Protein-based biomaterials have emerged as powerful tools for tissue engineering applications. Recombinant DNA techniques can be used to precisely tune material properties at the molecular level, and multiple peptide modules can be incorporated into a single material. Here, we genetically engineered biomaterials that incorporate a peptide derived from bone morphogenetic protein-2 (BMP-2) and investigated whether the BMP-2 peptide, within the context of these materials, can promote stem cells to produce bone matrix and synergize with a cell-binding sequence (RGD). Our study is the first to demonstrate that when the BMP-2 peptide is incorporated within the backbone of protein-based biomaterials, it is active and accelerates osteogenic differentiation of mesenchymal stem cells.

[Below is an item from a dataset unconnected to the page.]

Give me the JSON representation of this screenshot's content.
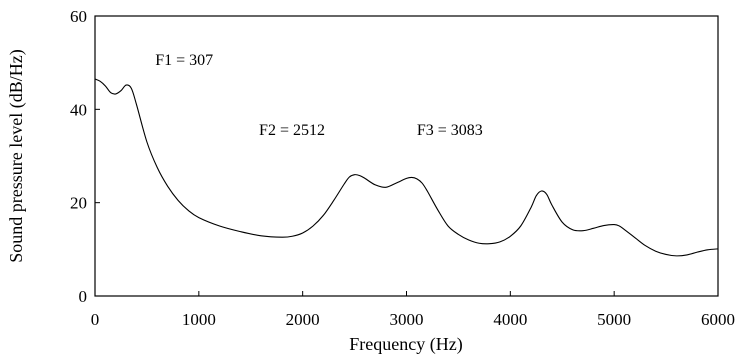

In particular, cells seeded on proteins containing the BMP-2 peptide had increased levels of alkaline phosphatase (AP) activity, calcium deposition, and expression of bone-related genes. However, the BMP-2 peptide did not synergize with the RGD cell-binding domain within the context of these protein-based materials. Overall, these results suggest that incorporation of the BMP-2 peptide within the context of modular proteins is a successful strategy for engineering biomaterials for applications in bone tissue engineering.